Since then, training in various jobs has made me into various kinds of professional, but no training has shaped my humanity as deeply as philosophy has. No other discipline has inspired such wonder about the world, or furnished me with thinking tools so universally applicable to the puzzles that confront us as human beings.
When I started running philosophy workshops for primary school children, I quickly saw that kids, too, have the capacity to enquire philosophically from an early age. They’re nimble in playing with ideas and deft in building on each other’s arguments. They’re endlessly inquisitive, wondering about values (“What’s the most treasured object in the world?”), metaphysics (“Is the earth a coincidence?”), language (“If cavemen just went ‘ugh-ugh-ugh’, how did we learn to speak?”) and epistemology (“Since you can have dreams inside dreams, how can you know when you’re dreaming?”).
In small groups, they’ve discussed artificial intelligence, environmental ethics, interspecies communication and authenticity in art.
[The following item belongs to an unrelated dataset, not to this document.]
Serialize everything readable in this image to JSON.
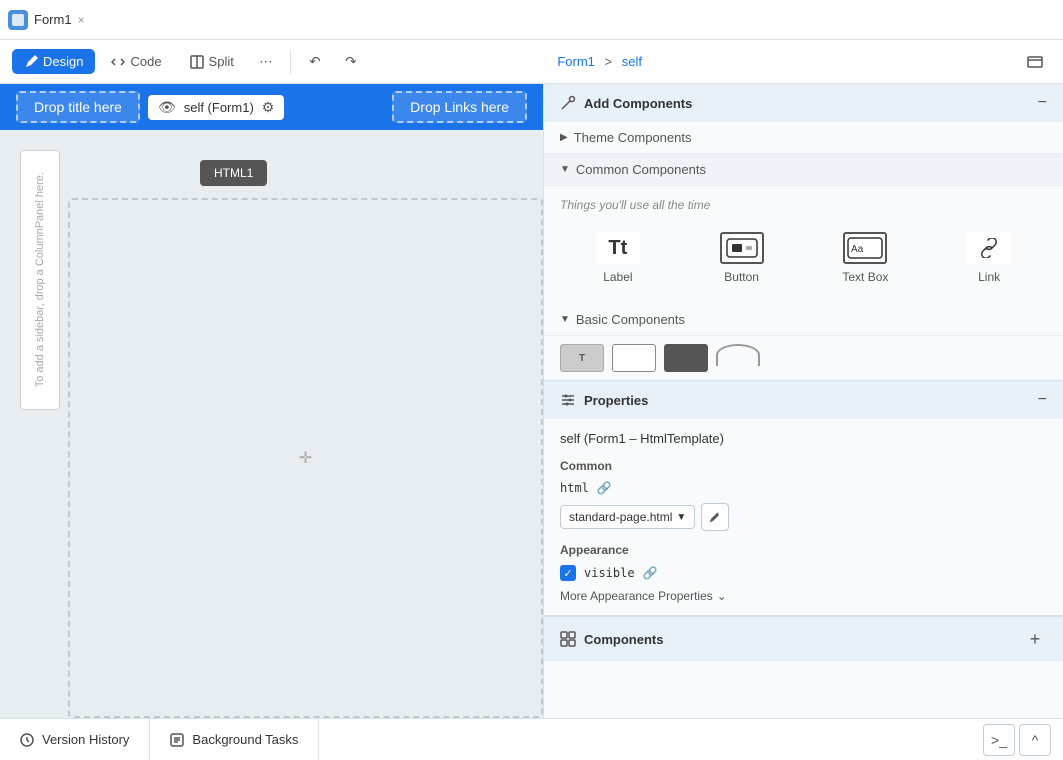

They’ve contemplated the existence of free will, the limits of knowledge, the possibility of justice and countless other problems from the history of philosophical thought. By continually questioning, challenging and evaluating ideas, the children have been able to see for themselves why some arguments fail while others bear up under scrutiny.
Studying philosophy cultivates doubt without helplessness, and confidence without hubris. I’ve watched kids evolve to be more rational, sceptical and open-minded, and I’ve seen them interact in more fair-minded and collaborative ways. As one 10-year-old said, “I’ve started to actually solve arguments and problems with philosophy. And it works better than violence or anything else.”
Over 400 years ago, the French writer Michel de Montaigne asked: “Since philosophy is the art which teaches us how to live, and since children need to learn it as much as we do at other ages, why do we not instruct them in it?” We urgently need to ask ourselves the same question today.
The central place of Theory of Knowledge in the International Baccalaureate (a globally recognised high school diploma) reflects a worldwide appreciation for the importance of philosophy – a discipline that underpins all other academic disciplines. A growing international movement is inviting young children to philosophise in primary schools in the USA, the UK and elsewhere – but Australia is lagging.
Although philosophy features on the high school curriculum in most Australian states, only a very few primary schools dedicate class time to broad philosophical enquiry or to the explicit teaching of critical and creative thinking.
If it were more widely embraced, the practice of philosophical enquiry in primary schools could make schooling a lot more meaningful and engaging for students. It would certainly promote the development of reasoned argument and higher-order thinking – skills which underlie learning in most other domains (including literacy and numeracy) and which are essential for responsible civic engagement.
By setting children on a path of philosophical enquiry early in life, we could offer them irreplaceable gifts: an awareness of life’s moral, aesthetic and political dimensions; the capacity to articulate thoughts clearly and evaluate them honestly; and the confidence to exercise independent judgement and self-correction. What’s more, an early introduction to philosophical dialogue would foster a greater respect for diversity and a deeper empathy for the experiences of others, as well as a crucial understanding of how to use reason to resolve disagreements.
The benefits to students would be there for the taking, if only philosophy educators in Australia could access appropriate funding and institutional support. Such support is provided by charitable organisations like the Philosophy Foundation in the UK and theSquire Foundation in the USA, which lead the way in embedding philosophy in primary school curricula. Unless funding is made available here to pay expert philosophy practitioners or to provide classroom teachers with rigorous training, our kids are condemned to forgo the many rich rewards that philosophy promises – or to suffer from the variable level of professionalism that characterises many volunteer-run educational programs.
Here’s something to think about on World Philosophy Day: while academic achievement, career advancement and financial success are no trifling things, they’re simply visible husks that may grow around a philosophical life. The hidden kernel is made of freedom, clarity of thought, and a professional mastery of what it means to be human. These are qualities we should seek for all our children, no matter what they grow up to become.

Monday, 16 July 2012

Free access to British scientific research within two years


Radical shakeup of academic publishing will allow papers to be put online and be accessed by universities, firms and individuals
Professor Dame Janet Finch
Professor Dame Janet Finch's recommendations on open access publishing prompted the government's decision.
 
The government is to unveil controversial plans to make publicly funded scientific research immediately available for anyone to read for free by 2014, in the most radical shakeup of academic publishing since the invention of the internet.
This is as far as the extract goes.